Analogo è l’ostracismo preventivo e fuorviante che ha colpito Alain de Benoist, libero pensatore e saggista francese, reo di presentare, sempre al Salone di Torino, il suo libro, “La scomparsa dell’identità”. Un affronto che gli zelanti custodi del recinto ideologico e dell’egemonia dell’informazione non potevano tollerare. Non si può, allora, non rilevare che chi, senza conoscerlo, critica de Benoist – colui che da oltre quarant’anni presidia posizioni “oltre l’Occidente”, denuncia la perdita di memoria storica, nonché “la rottura tra l’opinione pubblica e la classe politica di tutte le tendenze, tra la sinistra e il popolo, cioè tra la sinistra e il socialismo, e tra la democrazia e il liberalismo” (“élements”, febbraio-marzo 2023, in “Diorama letterario”, marzo-aprile 2023, p. 4) – si dichiara cartina di tornasole della falsità e della connivenza tra capitalismo apolide, comunismo, uni-versalismo, estremismo ambientale, oligarchie finanziarie, deliri razziali dell’ideologia woke, transumanesimo, profanazione della natura, censura delle idee, cancel culture, demonizzazione e discriminazione dell’avversario, violenza intellettuale.
Ce n’è abbastanza per sostenere che la battaglia culturale da intraprendere è lunga e non facile. Per semplificare con una formula, ci permettiamo di individuare in quel percorso ideologico da Gobetti a Gramsci, che non ammette dissenso, il filone al quale opporsi. È dalla rivendicazione di un Risorgimento liberale e massonico incarnazione di un antifascismo intransigente che si giunge all’analisi gramsciana sulla struttura politica e culturale della società, con il fulcro incentrato sul concetto di egemonia di un gruppo sociale da esercitare sull’intera società.

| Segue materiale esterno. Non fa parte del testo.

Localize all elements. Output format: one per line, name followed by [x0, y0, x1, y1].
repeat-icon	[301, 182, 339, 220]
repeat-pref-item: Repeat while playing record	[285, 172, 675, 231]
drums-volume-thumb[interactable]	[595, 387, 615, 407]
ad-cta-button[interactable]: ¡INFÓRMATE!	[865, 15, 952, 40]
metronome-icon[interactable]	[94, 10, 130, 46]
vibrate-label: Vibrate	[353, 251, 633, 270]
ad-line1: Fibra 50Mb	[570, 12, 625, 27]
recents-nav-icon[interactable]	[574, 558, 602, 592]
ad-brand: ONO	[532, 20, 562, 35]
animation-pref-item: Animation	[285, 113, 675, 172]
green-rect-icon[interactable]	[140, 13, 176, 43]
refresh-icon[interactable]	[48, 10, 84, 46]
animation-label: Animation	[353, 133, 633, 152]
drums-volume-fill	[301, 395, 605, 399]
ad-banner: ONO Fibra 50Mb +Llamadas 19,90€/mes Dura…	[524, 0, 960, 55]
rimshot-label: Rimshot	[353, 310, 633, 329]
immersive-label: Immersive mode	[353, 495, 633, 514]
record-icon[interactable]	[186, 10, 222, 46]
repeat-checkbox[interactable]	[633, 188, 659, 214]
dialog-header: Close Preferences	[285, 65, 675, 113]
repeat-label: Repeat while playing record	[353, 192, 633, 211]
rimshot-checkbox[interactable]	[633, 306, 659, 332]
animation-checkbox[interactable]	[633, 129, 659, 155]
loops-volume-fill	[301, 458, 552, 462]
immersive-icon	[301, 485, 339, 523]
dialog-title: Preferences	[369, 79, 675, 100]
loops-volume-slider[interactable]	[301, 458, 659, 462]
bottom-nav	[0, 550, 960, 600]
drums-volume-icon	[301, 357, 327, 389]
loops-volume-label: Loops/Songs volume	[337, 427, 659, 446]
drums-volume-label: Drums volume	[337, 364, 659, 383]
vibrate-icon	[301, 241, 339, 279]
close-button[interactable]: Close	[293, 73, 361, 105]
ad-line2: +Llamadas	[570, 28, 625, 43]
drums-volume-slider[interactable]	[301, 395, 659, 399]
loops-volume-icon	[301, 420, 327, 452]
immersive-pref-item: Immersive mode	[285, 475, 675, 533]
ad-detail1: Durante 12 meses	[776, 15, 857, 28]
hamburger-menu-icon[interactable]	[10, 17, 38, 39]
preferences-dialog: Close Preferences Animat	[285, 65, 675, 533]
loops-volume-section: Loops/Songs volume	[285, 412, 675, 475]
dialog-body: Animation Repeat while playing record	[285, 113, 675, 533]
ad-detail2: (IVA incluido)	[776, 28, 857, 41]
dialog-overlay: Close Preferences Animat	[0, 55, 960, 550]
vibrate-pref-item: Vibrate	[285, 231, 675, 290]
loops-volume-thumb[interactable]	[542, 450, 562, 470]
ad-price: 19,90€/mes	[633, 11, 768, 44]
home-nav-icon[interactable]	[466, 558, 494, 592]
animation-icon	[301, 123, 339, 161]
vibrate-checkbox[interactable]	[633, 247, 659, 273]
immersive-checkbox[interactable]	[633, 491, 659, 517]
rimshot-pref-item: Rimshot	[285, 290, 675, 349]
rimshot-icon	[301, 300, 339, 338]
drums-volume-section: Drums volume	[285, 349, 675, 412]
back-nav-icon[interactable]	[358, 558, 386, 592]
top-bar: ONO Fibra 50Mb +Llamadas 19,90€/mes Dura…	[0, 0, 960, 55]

Prendere le distanze dall’Occidente razionalista erede dei Lumi ed evitare le sirene liberal-progressiste e liberal-conservatrici – assieme alla logica egemonica di matrice marx-gramsciana che le sottende – deve costituire l’impegno per impedire di immolare e disperdere un patrimonio di valori politici, economici e culturali sull’altare della presentabilità talassocratica.